Dolayısıyla, günümüzün yapısal şartlarına entegre olmak gerekmektedir ve etkin bir siber çalışması yapılması gerekmektedir, bunun için bir Siber politikamız olması gerektiğini düşünenlerdenim, birçok gündelik işlemimizin siber olduğunu düşündüğümüzde.
Uzun yıllardır aslında bir savaş var, topla tüfekle değil; siber savaş devam etmektedir. Amerika Birleşik Devletleri Başkanı Obama 1 Nisan 2015 tarihinde yapmış olduğu bir açıklamada siber saldırıların artık günümüzde artış içerisinde olduğunu ve gerekli ulusal güvenliğin alınması yönünde talimat vermişti. 2016 yıllında siber güvenlik konusunda 14 milyar dolardan daha fazla ek bütçe ayrılmasını istediğini de duyurmuştu.
Devlet kurumları içerisinde barındırılan sunucular ve ağ yapıları, kendi web siteleri üzerinden birçok riskli duruma açık bir halde yayın hayatına devam etmektedir. İç görüşmeler, bilgi aktarımları, önemli belgelerin saklandığı intranet sunucuları, mail sistemleri, evrak depolama arşivleri gibi dijital ortamda saklanan ama organik olarak internet bağlantısı bulunmayan yapılara erişim, içerideki ağa bağlı herhangi bir bilgisayarı çözümleyerek kaldırılabilir. Bu durum çalıştırılabilecek ve antivirüslere takılmayacak olan bir uygulamayla veya web sitelerin hacklenmesi durumunda proxy olarak kullanılmasıyla çok rahat bir şekilde gerçekleştirilebilir.
Türkiye de son süreçte siber saldırıların hedefi halindedir. Kurumların bilgi işlem güvenliği teknik personel açığından dolayı tam anlamıyla sağlanamamaktadır. TÜBİTAK ve diğer konu ile ilgili bilirkişi kabul edilen kurumlar mahkeme taleplerine cevap veremez hale gelmiştir. Gerekli görevlendirmelerin yapılıp durumun düzeltilememesi halinde çok daha vahim neticelerle karşılaşılması muhtemeldir.
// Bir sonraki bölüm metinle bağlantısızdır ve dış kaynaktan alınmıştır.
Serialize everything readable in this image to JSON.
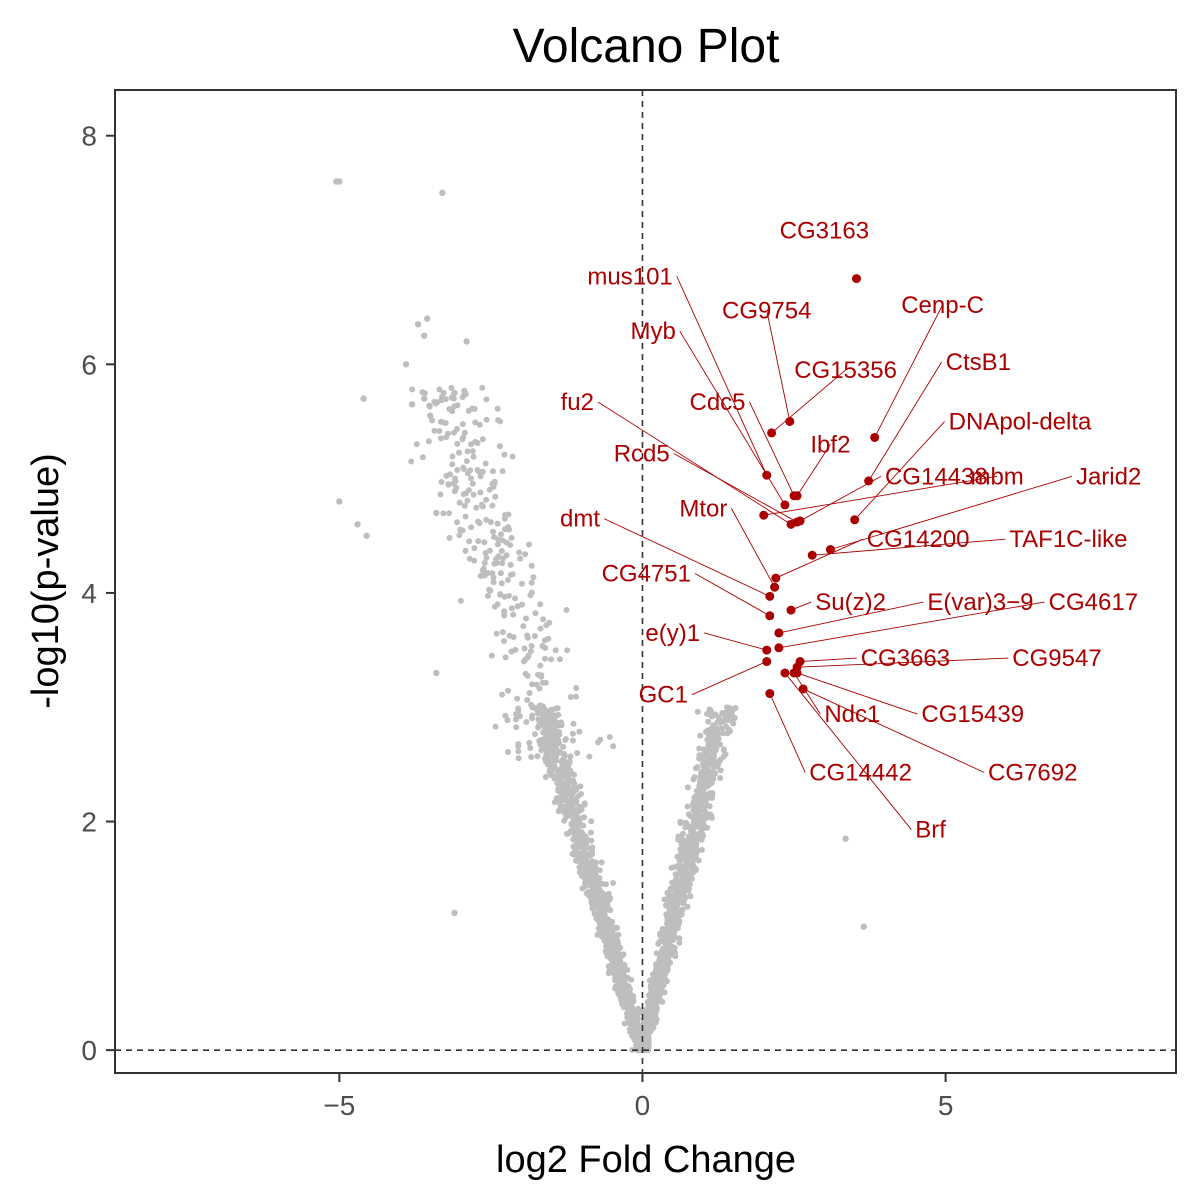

Siber güvenlik, son birkaç yıldır ülkemizde daha fazla önemsenmektedir. Yakın bir zamanda ülkemizin çeşitli bankalarına siber saldırı yapıldığını öğrendik ancak önlemler alınmaz ve ulusal bir siber güvenlik çalışması olmaması durumunda birçok banka ve kurumun hizmet verememesi, kimlik ve sağlık bilgilerinin çalınması durumunda ülkemize ve birliğimize ciddi zarar verecektir. Ülkemiz genel olarak eğitim, enerji, ekonomi ve birçok konuda ciddi çalışmalar yapması gerekmekte tabii ki ancak siber güvenlik de bu konular arasında yerini alması tez vakitte gerekmektedir ve tez vakitte.